Hey everyone
I have a project that was written in C++ and Rust which depends on MSVCP140 from MSVC.
In some computers it's missing, but windows doesn't provide useful error message for the users.
I want to detect it before the binary crash and open error message with link to download it.
Does that possible?
If you want to handle missing DLL's, you have to use LoadLibrary at runtime to access the DLL rather than making your executable directly declare a dependency on the DLL. The error when a DLL marked as dependency is missing happens in the dynamic linker before any of your own code gets a chance to run. With LoadLibrary you can run your own code before loading the DLL and handle the error when loading the DLL fails.
In the case of MSVCP140 however you really need a direct dependency. You may be able to use ucrt instead of MSVCP140 however. Microsoft added ucrt retroactively to all Windows versions starting from Windows Vista using an update.
There is a standard workaround for detecting onload DLL dependencies, though.
Well, in this case it's an installer that ensures the appropriate redistributable libraries are available.
But the general solution to provide nicer errors is to have a shim library. The shim checks that all of the relevant libraries can be loaded (in the dependency order, to avoid implicit loading), reporting any errors along the way, finalized by loading the actual library and calling into the actual work to be done.
For libraries that are required to be loaded at startup and can't be late loaded, this won't work, but it can be used in a reasonable amount of cases. I've seen at least one custom import .lib
which did this to make a custom error when its DLL was missing instead of relying on the OS error.
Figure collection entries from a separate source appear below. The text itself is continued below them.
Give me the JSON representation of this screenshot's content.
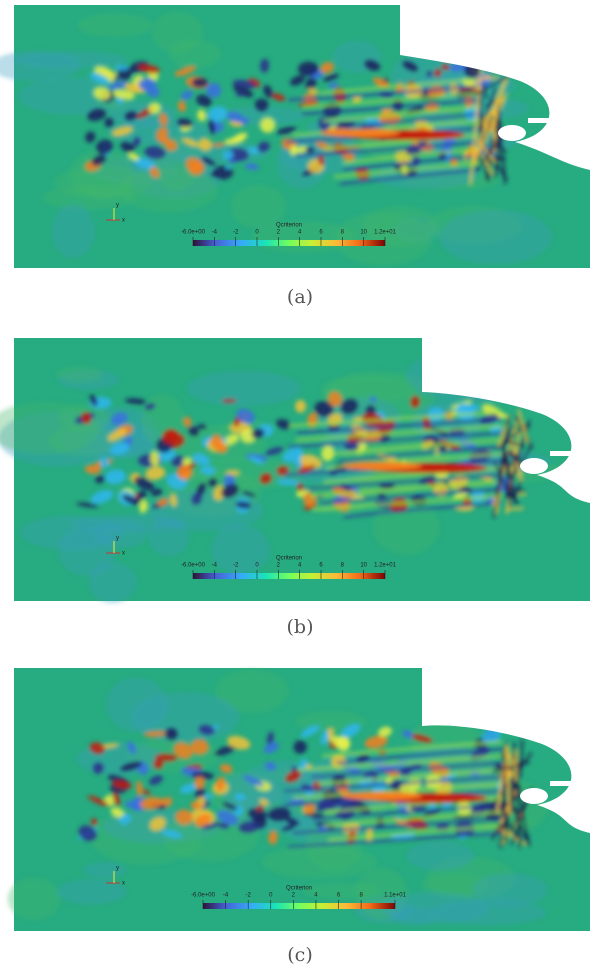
{
  "panels": [
    {
      "caption": "(a)",
      "triad": [
        "y",
        "x"
      ],
      "colorbar": {
        "title": "Qcriterion",
        "clim": [
          -6,
          12
        ],
        "ticks": [
          {
            "value": -6,
            "label": "-6.0e+00"
          },
          -4,
          -2,
          0,
          2,
          4,
          6,
          8,
          10,
          {
            "value": 12,
            "label": "1.2e+01"
          }
        ]
      }
    },
    {
      "caption": "(b)",
      "triad": [
        "y",
        "x"
      ],
      "colorbar": {
        "title": "Qcriterion",
        "clim": [
          -6,
          12
        ],
        "ticks": [
          {
            "value": -6,
            "label": "-6.0e+00"
          },
          -4,
          -2,
          0,
          2,
          4,
          6,
          8,
          10,
          {
            "value": 12,
            "label": "1.2e+01"
          }
        ]
      }
    },
    {
      "caption": "(c)",
      "triad": [
        "y",
        "x"
      ],
      "colorbar": {
        "title": "Qcriterion",
        "clim": [
          -6,
          11
        ],
        "ticks": [
          {
            "value": -6,
            "label": "-6.0e+00"
          },
          -4,
          -2,
          0,
          2,
          4,
          6,
          8,
          {
            "value": 11,
            "label": "1.1e+01"
          }
        ]
      }
    }
  ]
}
@thewh1teagle looks like he has an executable and not a library however. Does not this mean that he can create a shim executable which does the following:
- Load all dependency DLLs as datafiles (without executing any code). Should probably work regardless of whether library needs to be loaded at startup, it is not like shim is expected to do any actual work.
- Report any errors to the user and stop here if there were some.
- Call actual executable with all arguments which were supplied to the shim.